Es war vorbei, lange her. Nicht vergessen, aber vorüber. Seine Schwester Rebekka und er hatten einen Blick (eigentlich war es ein bißchen mehr als ein Blick gewesen) in eine fremde Welt geworfen, jene Welt auf der anderen Seite des Schlafs, in der die Wirklichkeit zum Traum und Träume zur Wirklichkeit wurden. Beide waren sie dort gewesen, und sie hatten das seltsamste und größte Abenteuer ihres jungen Lebens erlebt. Aber es war vorbei.

Für Kim war dieser Gedanke ohne Bitterkeit. Manchmal, wenn er an Märchenmond und seine Bewohner zurückdachte - an Themistokles, den gütigen, alten Zauberer mit dem weißen Bart und den sanften Augen, an Gorg, den gutmütigen Riesen, und an seinen Freund, den Bären Kelhim, an den goldenen Drachen Rangarig, an Prinz Priwinn, an Ado und all die anderen, denen er auf seiner phantastischen Reise begegnet war und mit denen er Freundschaft geschlossen hatte -, dann überkam ihn ein leises Bedauern, daß er sie niemals wiedersehen sollte. Aber Verbitterung oder gar Zorn spürte er nicht. Kim wußte, daß er Märchenmond nicht wirklich verloren hatte. Ein Teil dieser wunderbaren Welt würde immer in ihm sein, und manchmal spürte er ihn wie ein mildes, warmes Licht, das ihn erfüllte, und das um so heller zu leuchten schien, desto düsterer und trostloser die Welt ringsum war.
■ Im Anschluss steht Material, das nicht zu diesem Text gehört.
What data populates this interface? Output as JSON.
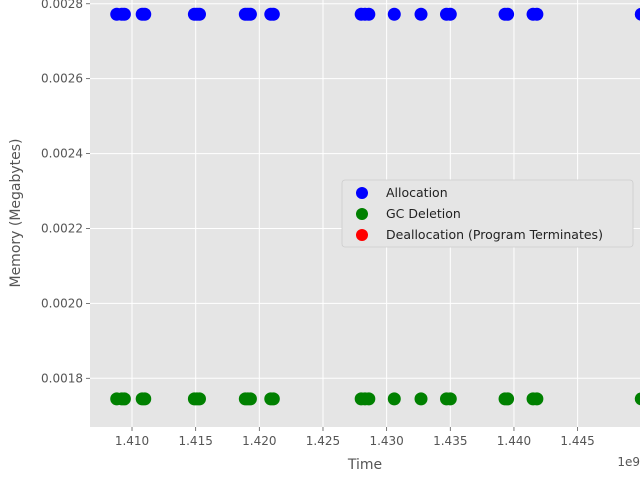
{
  "chart_data": {
    "type": "scatter",
    "xlabel": "Time",
    "ylabel": "Memory (Megabytes)",
    "x_offset_label": "1e9",
    "xlim": [
      1.4067,
      1.4499
    ],
    "ylim": [
      0.00167,
      0.00281
    ],
    "x_ticks": [
      1.41,
      1.415,
      1.42,
      1.425,
      1.43,
      1.435,
      1.44,
      1.445
    ],
    "x_tick_labels": [
      "1.410",
      "1.415",
      "1.420",
      "1.425",
      "1.430",
      "1.435",
      "1.440",
      "1.445"
    ],
    "y_ticks": [
      0.0018,
      0.002,
      0.0022,
      0.0024,
      0.0026,
      0.0028
    ],
    "y_tick_labels": [
      "0.0018",
      "0.0020",
      "0.0022",
      "0.0024",
      "0.0026",
      "0.0028"
    ],
    "grid": true,
    "legend_position": "center-right",
    "x_values": [
      1.4088,
      1.4092,
      1.4094,
      1.4108,
      1.411,
      1.4149,
      1.4151,
      1.4153,
      1.4189,
      1.4191,
      1.4193,
      1.4209,
      1.4211,
      1.428,
      1.4283,
      1.4286,
      1.4306,
      1.4327,
      1.4347,
      1.435,
      1.4393,
      1.4395,
      1.4415,
      1.4418,
      1.45
    ],
    "series": [
      {
        "name": "Allocation",
        "color": "#0000ff",
        "y": 0.002772
      },
      {
        "name": "GC Deletion",
        "color": "#008000",
        "y": 0.001745
      },
      {
        "name": "Deallocation (Program Terminates)",
        "color": "#ff0000",
        "y": null
      }
    ]
  }
}
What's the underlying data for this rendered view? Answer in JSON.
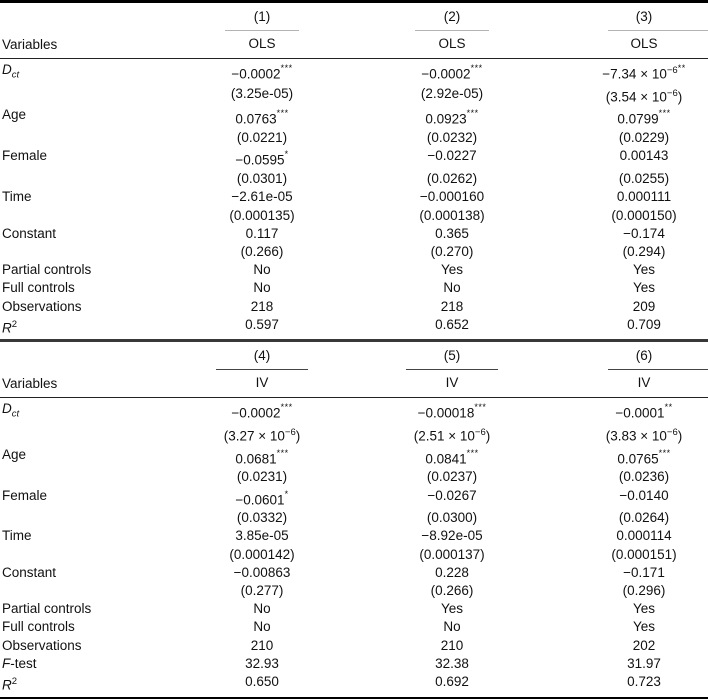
{
  "table": {
    "panels": [
      {
        "id": "ols-panel",
        "header": {
          "variables_label": "Variables",
          "columns": [
            {
              "number": "(1)",
              "method": "OLS"
            },
            {
              "number": "(2)",
              "method": "OLS"
            },
            {
              "number": "(3)",
              "method": "OLS"
            }
          ]
        },
        "coef_rows": [
          {
            "label": {
              "main": "D",
              "italic": true,
              "sub": "ct"
            },
            "cells": [
              {
                "est": "−0.0002",
                "stars": "***",
                "se": "(3.25e-05)"
              },
              {
                "est": "−0.0002",
                "stars": "***",
                "se": "(2.92e-05)"
              },
              {
                "est": "−7.34 × 10",
                "est_sup": "−6",
                "stars": "**",
                "se": "(3.54 × 10",
                "se_sup": "−6",
                "se_end": ")"
              }
            ]
          },
          {
            "label": {
              "main": "Age"
            },
            "cells": [
              {
                "est": "0.0763",
                "stars": "***",
                "se": "(0.0221)"
              },
              {
                "est": "0.0923",
                "stars": "***",
                "se": "(0.0232)"
              },
              {
                "est": "0.0799",
                "stars": "***",
                "se": "(0.0229)"
              }
            ]
          },
          {
            "label": {
              "main": "Female"
            },
            "cells": [
              {
                "est": "−0.0595",
                "stars": "*",
                "se": "(0.0301)"
              },
              {
                "est": "−0.0227",
                "stars": "",
                "se": "(0.0262)"
              },
              {
                "est": "0.00143",
                "stars": "",
                "se": "(0.0255)"
              }
            ]
          },
          {
            "label": {
              "main": "Time"
            },
            "cells": [
              {
                "est": "−2.61e-05",
                "stars": "",
                "se": "(0.000135)"
              },
              {
                "est": "−0.000160",
                "stars": "",
                "se": "(0.000138)"
              },
              {
                "est": "0.000111",
                "stars": "",
                "se": "(0.000150)"
              }
            ]
          },
          {
            "label": {
              "main": "Constant"
            },
            "cells": [
              {
                "est": "0.117",
                "stars": "",
                "se": "(0.266)"
              },
              {
                "est": "0.365",
                "stars": "",
                "se": "(0.270)"
              },
              {
                "est": "−0.174",
                "stars": "",
                "se": "(0.294)"
              }
            ]
          }
        ],
        "stat_rows": [
          {
            "label": {
              "main": "Partial controls"
            },
            "values": [
              "No",
              "Yes",
              "Yes"
            ]
          },
          {
            "label": {
              "main": "Full controls"
            },
            "values": [
              "No",
              "No",
              "Yes"
            ]
          },
          {
            "label": {
              "main": "Observations"
            },
            "values": [
              "218",
              "218",
              "209"
            ]
          },
          {
            "label": {
              "main": "R",
              "italic": true,
              "sup": "2"
            },
            "values": [
              "0.597",
              "0.652",
              "0.709"
            ]
          }
        ]
      },
      {
        "id": "iv-panel",
        "header": {
          "variables_label": "Variables",
          "columns": [
            {
              "number": "(4)",
              "method": "IV"
            },
            {
              "number": "(5)",
              "method": "IV"
            },
            {
              "number": "(6)",
              "method": "IV"
            }
          ]
        },
        "coef_rows": [
          {
            "label": {
              "main": "D",
              "italic": true,
              "sub": "ct"
            },
            "cells": [
              {
                "est": "−0.0002",
                "stars": "***",
                "se": "(3.27 × 10",
                "se_sup": "−6",
                "se_end": ")"
              },
              {
                "est": "−0.00018",
                "stars": "***",
                "se": "(2.51 × 10",
                "se_sup": "−6",
                "se_end": ")"
              },
              {
                "est": "−0.0001",
                "stars": "**",
                "se": "(3.83 × 10",
                "se_sup": "−6",
                "se_end": ")"
              }
            ]
          },
          {
            "label": {
              "main": "Age"
            },
            "cells": [
              {
                "est": "0.0681",
                "stars": "***",
                "se": "(0.0231)"
              },
              {
                "est": "0.0841",
                "stars": "***",
                "se": "(0.0237)"
              },
              {
                "est": "0.0765",
                "stars": "***",
                "se": "(0.0236)"
              }
            ]
          },
          {
            "label": {
              "main": "Female"
            },
            "cells": [
              {
                "est": "−0.0601",
                "stars": "*",
                "se": "(0.0332)"
              },
              {
                "est": "−0.0267",
                "stars": "",
                "se": "(0.0300)"
              },
              {
                "est": "−0.0140",
                "stars": "",
                "se": "(0.0264)"
              }
            ]
          },
          {
            "label": {
              "main": "Time"
            },
            "cells": [
              {
                "est": "3.85e-05",
                "stars": "",
                "se": "(0.000142)"
              },
              {
                "est": "−8.92e-05",
                "stars": "",
                "se": "(0.000137)"
              },
              {
                "est": "0.000114",
                "stars": "",
                "se": "(0.000151)"
              }
            ]
          },
          {
            "label": {
              "main": "Constant"
            },
            "cells": [
              {
                "est": "−0.00863",
                "stars": "",
                "se": "(0.277)"
              },
              {
                "est": "0.228",
                "stars": "",
                "se": "(0.266)"
              },
              {
                "est": "−0.171",
                "stars": "",
                "se": "(0.296)"
              }
            ]
          }
        ],
        "stat_rows": [
          {
            "label": {
              "main": "Partial controls"
            },
            "values": [
              "No",
              "Yes",
              "Yes"
            ]
          },
          {
            "label": {
              "main": "Full controls"
            },
            "values": [
              "No",
              "No",
              "Yes"
            ]
          },
          {
            "label": {
              "main": "Observations"
            },
            "values": [
              "210",
              "210",
              "202"
            ]
          },
          {
            "label": {
              "main": "F",
              "italic": true,
              "tail": "-test"
            },
            "values": [
              "32.93",
              "32.38",
              "31.97"
            ]
          },
          {
            "label": {
              "main": "R",
              "italic": true,
              "sup": "2"
            },
            "values": [
              "0.650",
              "0.692",
              "0.723"
            ]
          }
        ]
      }
    ]
  }
}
Es war mehr als ein phantastisches Abenteuer gewesen, das die beiden erlebt hatten. Kim und seine Schwester Rebekka hatten etwas geschenkt bekommen, was zwar die meisten Kinder besaßen, nur war es den wenigsten so bewußt wie ihnen: den Glauben an die Macht der Phantasie und das sichere Wissen, daß es jenseits der Realität des Sichtbaren und Greifbaren noch mehr gab, ja, daß diese Welt sogar nur ein winzig kleiner Teil dessen war, was die meisten Menschen als Wirklichkeit bezeichneten.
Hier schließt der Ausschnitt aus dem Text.